La Commission administrative constate qu’il a déjà été décidé, à plusieurs reprises, que l’incorporation d’une marque dans son intégralité peut être suffisante pour établir que le nom de domaine litigieux est identique ou similaire à la marque enregistrée du Requérant.
Pour ce qui concerne l’adjonction de l’extension de premier niveau “.email”, la Commission administrative rappelle qu’il a également été établi dans plusieurs décisions UDRP que les extensions de premier niveau ne sont pas un élément distinctif pris en considération lors de l’évaluation de la similitude entre la marque du Requérant et le nom de domaine litigieux. (voir la section 1.11 de la Synthèse des avis des commissions administratives de l’OMPI sur certaines questions relatives aux Principes UDRP, troisième édition (“ Synthèse de l’OMPI, version 3.0 ”)).

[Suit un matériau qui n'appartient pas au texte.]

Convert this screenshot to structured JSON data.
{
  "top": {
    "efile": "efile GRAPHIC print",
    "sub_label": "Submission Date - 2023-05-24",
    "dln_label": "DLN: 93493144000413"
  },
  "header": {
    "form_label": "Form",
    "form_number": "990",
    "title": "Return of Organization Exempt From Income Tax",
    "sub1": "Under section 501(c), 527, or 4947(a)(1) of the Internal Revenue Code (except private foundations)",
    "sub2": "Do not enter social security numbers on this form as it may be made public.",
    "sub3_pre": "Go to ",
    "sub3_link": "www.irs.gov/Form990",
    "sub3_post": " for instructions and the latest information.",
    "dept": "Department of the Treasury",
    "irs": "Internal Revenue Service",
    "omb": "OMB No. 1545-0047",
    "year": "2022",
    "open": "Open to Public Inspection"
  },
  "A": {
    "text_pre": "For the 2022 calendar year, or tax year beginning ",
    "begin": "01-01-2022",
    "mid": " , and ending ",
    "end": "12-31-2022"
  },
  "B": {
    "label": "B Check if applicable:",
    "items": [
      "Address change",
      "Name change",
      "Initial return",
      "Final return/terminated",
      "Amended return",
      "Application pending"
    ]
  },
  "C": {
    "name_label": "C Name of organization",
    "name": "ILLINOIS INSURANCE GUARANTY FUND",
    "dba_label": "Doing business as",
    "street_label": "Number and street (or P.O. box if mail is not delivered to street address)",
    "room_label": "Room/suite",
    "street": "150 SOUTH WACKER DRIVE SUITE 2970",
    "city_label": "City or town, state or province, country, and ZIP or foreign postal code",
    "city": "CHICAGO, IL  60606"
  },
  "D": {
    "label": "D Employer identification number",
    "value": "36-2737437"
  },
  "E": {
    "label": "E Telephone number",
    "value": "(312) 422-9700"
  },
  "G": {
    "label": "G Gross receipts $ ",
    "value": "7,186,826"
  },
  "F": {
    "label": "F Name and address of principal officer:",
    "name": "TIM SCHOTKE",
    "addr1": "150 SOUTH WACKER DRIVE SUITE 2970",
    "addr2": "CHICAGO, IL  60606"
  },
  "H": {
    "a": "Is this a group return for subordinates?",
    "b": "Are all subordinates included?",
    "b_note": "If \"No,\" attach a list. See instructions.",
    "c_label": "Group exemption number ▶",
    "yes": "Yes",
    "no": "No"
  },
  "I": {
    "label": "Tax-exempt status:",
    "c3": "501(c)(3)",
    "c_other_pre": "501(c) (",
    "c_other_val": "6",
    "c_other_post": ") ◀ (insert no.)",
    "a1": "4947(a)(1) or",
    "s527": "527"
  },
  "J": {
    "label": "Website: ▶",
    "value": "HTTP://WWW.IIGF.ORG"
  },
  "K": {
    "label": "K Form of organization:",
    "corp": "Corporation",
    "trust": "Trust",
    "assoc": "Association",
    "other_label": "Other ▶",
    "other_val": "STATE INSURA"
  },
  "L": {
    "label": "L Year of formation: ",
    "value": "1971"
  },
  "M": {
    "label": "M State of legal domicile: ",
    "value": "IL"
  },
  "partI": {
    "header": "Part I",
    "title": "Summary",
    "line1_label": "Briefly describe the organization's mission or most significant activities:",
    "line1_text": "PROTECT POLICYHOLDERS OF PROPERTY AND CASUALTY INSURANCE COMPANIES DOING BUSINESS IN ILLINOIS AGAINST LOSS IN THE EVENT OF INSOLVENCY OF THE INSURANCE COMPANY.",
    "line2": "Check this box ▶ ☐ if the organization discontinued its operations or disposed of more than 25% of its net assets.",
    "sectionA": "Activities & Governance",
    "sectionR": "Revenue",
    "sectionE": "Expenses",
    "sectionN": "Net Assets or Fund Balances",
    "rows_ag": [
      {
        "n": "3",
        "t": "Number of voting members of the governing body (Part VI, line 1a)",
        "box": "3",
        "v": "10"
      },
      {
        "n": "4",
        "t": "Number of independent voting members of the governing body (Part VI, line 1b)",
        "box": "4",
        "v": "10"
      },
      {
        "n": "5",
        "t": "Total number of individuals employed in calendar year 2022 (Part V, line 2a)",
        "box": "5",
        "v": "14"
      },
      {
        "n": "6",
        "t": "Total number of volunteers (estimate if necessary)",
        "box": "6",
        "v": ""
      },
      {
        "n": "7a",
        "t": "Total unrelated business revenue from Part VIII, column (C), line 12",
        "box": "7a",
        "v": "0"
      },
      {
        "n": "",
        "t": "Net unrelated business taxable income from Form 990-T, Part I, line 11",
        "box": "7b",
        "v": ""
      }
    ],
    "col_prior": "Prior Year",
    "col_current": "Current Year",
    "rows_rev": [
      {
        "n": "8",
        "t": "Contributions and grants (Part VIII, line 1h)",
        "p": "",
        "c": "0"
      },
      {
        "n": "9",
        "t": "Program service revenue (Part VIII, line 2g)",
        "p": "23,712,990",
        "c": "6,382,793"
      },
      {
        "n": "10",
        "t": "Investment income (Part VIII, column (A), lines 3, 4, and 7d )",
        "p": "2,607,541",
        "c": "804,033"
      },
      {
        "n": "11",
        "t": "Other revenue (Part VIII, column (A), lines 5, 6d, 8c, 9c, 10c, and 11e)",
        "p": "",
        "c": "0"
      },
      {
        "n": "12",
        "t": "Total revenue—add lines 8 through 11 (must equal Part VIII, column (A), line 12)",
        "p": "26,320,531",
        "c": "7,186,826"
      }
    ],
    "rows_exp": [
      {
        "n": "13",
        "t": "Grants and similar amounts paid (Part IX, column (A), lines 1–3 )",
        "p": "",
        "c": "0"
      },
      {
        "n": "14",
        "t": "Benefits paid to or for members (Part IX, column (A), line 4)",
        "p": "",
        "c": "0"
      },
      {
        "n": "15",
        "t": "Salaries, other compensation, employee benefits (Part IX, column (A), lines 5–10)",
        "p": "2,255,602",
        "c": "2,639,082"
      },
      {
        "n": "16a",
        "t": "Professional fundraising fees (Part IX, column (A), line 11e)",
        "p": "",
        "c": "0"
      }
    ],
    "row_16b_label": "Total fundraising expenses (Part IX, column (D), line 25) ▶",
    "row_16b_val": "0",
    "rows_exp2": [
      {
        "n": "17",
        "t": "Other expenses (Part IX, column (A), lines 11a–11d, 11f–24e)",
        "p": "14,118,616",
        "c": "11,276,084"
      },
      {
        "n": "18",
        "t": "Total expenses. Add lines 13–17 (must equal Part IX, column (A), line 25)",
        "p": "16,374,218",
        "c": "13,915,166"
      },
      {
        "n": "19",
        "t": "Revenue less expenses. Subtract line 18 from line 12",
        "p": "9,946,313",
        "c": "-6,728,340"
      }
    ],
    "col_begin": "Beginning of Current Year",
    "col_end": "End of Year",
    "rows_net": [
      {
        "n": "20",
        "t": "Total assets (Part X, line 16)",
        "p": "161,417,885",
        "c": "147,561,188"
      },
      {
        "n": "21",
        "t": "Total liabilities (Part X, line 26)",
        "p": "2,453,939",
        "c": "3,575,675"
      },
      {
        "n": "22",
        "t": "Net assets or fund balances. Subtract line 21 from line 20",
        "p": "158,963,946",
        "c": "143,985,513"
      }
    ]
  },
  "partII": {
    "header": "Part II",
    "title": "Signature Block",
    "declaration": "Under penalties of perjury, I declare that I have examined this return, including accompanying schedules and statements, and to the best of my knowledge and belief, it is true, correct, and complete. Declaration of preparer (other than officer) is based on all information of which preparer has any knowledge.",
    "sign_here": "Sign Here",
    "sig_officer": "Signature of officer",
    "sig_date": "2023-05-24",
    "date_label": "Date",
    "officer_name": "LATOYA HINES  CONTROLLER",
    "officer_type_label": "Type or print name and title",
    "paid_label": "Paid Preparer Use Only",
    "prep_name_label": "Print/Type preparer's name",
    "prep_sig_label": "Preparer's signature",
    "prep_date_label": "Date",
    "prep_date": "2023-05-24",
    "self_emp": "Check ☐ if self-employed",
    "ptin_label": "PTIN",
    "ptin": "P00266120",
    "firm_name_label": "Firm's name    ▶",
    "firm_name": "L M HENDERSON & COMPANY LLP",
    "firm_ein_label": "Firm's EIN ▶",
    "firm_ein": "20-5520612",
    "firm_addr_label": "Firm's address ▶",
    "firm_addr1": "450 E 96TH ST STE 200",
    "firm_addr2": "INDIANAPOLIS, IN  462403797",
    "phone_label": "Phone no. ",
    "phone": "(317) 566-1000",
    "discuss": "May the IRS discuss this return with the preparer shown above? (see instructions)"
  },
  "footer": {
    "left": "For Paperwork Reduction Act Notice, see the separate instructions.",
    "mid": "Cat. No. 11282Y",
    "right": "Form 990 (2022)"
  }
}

En conséquence, la Commission administrative conclut que le nom de domaine litigieux est identique à la marque du Requérant au sens du paragraphe 4(a)(i) des Principes directeurs.
B. Droits ou intérêts légitimes
Conformément au paragraphe 4(a)(ii) des Principes directeurs, le Requérant doit être en mesure de prouver l’absence de droits ou intérêts légitimes du Défendeur sur le nom de domaine litigieux.
Dans la mesure où il est parfois difficile d’apporter une preuve négative, il est généralement admis que le Requérant doit établir prima facie que le Défendeur n’a pas de droit, ni d’intérêt légitime, sur le nom de domaine litigieux. Il incombe ensuite au Défendeur de renverser cette présomption et, s’il n’y parvient pas, le Requérant est présumé avoir satisfait aux exigences posées par le paragraphe 4(a)(ii) des Principes directeurs (voir la section 2.1 de la Synthèse de l’OMPI, version 3.0).
page 4
Le Requérant fait observer que le nom de domaine litigieux ne fait l’objet d’aucune exploitation par le Défendeur, le nom de domaine litigieux pointant vers une page d’attente de l’Unité d’enregistrement.
Par ailleurs, le Requérant déclare que le Défendeur n’est aucunement lié au groupe BOLLORE et n’a reçu aucune autorisation pour utiliser sa marque ou à enregistrer un nom de domaine similaire à cette marque.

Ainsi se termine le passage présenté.